Священник прервал молитву и неряшливо стал причащать их. Лана, забывшись в юном порыве, качнулась вперед — хотела к священнику. Кресло, конечно, осталось на месте. Потянувшись к колесам, девушка уронила книгу. Рванувшись за книгой, едва не упала. Мгновенье спустя она уже ехала — к двери. В гулком, старинном, сводчатом коридоре закричала манерно:
— Тамара Михайловна! Где вы? Купаться, везите меня купаться! Как я устала!..
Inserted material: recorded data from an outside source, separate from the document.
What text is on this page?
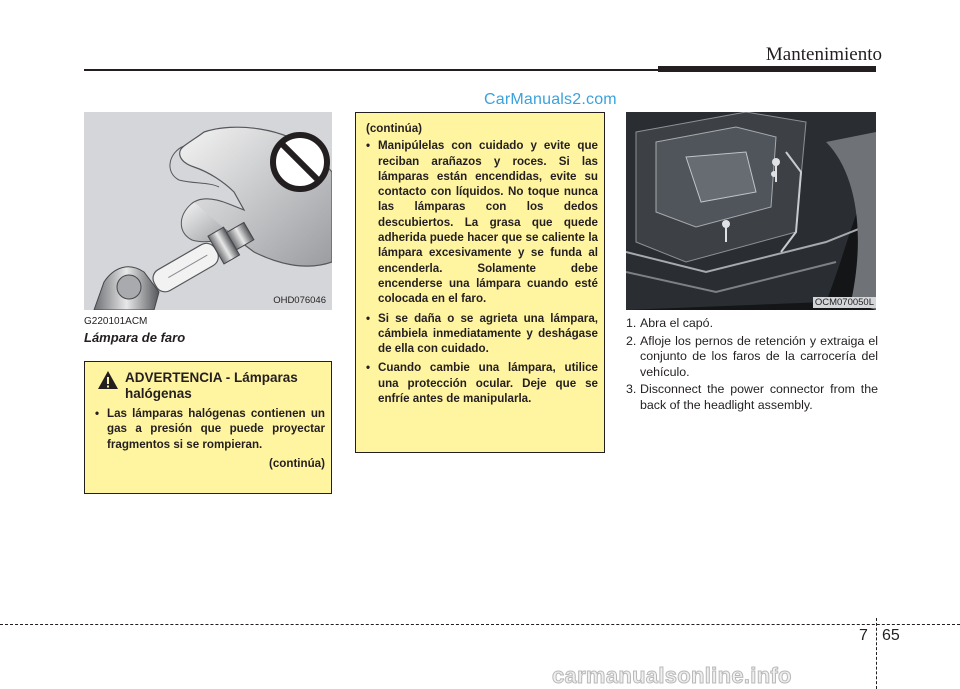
Mantenimiento
CarManuals2.com
OHD076046	OCM070050L
G220101ACM
Lámpara de faro
ADVERTENCIA - Lámparas
halógenas
• Las lámparas halógenas contienen un gas a presión que puede proyectar fragmentos si se rompieran.
(continúa)
(continúa)
• Manipúlelas con cuidado y evite que reciban arañazos y roces. Si las lámparas están encendidas, evite su contacto con líquidos. No toque nunca las lámparas con los dedos descubiertos. La grasa que quede adherida puede hacer que se caliente la lámpara excesivamente y se funda al encenderla. Solamente debe encenderse una lámpara cuando esté colocada en el faro.
• Si se daña o se agrieta una lámpara, cámbiela inmediatamente y deshágase de ella con cuidado.
• Cuando cambie una lámpara, utilice una protección ocular. Deje que se enfríe antes de manipularla.
1. Abra el capó.
2. Afloje los pernos de retención y extraiga el conjunto de los faros de la carrocería del vehículo.
3. Disconnect the power connector from the back of the headlight assembly.
7 65
carmanualsonline.info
Дмитрий выехал следом. Делая вид, что не видит его, Лана плаксиво просила:
— Тамара! — покуда из сестринской, спешно жуя, ни прибежала дородная баба и не подхватила кресло.
Дмитрий погнался за ними. Медсестра, звонко цокая каблуками, катила девушку в ванную. Окна смотрели на север — в запущенный парк, и от этого было сыро и мрачно. Включили вечерний свет. В конце коридора Лана сказала "остановитесь", развернула коляску и бросила тем капризным, безумным, тяжелым тоном, от которого не излечит калеку никакая религия:
— Это вы виноваты! Приперлись чего? Ну зачем здесь стоите?! Дубина...
Он тупо прождал под закрытой дверью. Потом, тарахтя, покатил себе прочь. Из класса, уныло и тошно, словно запах тушеной капусты, донеслось обреченное:
— ...есть любовь.
И дурачок зашелся, пытаясь ответить:
— Йо-йо.
Дмитрий проехал мимо.
На следующий день он прикатил мириться.
Лана вязала в постели с приподнятым изголовьем, под одеялом, в легкой ночной сорочке. Отложила спицы, как только он въехал в палату. Весело, но с каким-то испугом поздоровалась с Димой. Припадок прошел. Возле кровати не было тапочек, и в Диминых чреслах вновь запылал огонь, когда он представил ее босую.
Не зная, с чего начать, он сказал ей:
— Как жарко.
И вытер взаправдашний пот со лба, нарочито грубо прибавив:
— Топят, как в бане.
— Что вы, Дима, здесь холодно, — все еще не отвыкнув от выканья, грустно сказала она и показала вязание. — Я вам шарфик хочу подарить... И простите... за ванную.
Он подумал о ванной с темно-серым цементом вместо выпавшей плитки, чугунными, в заусенцах и рытвинах, батареями, затхлым запахом пара и Ланой в воде, и как медсестра заскорузлой ладонью трет ей упругие груди. Не выдержал, позабыл про свой стыд и решительно покатил к постели.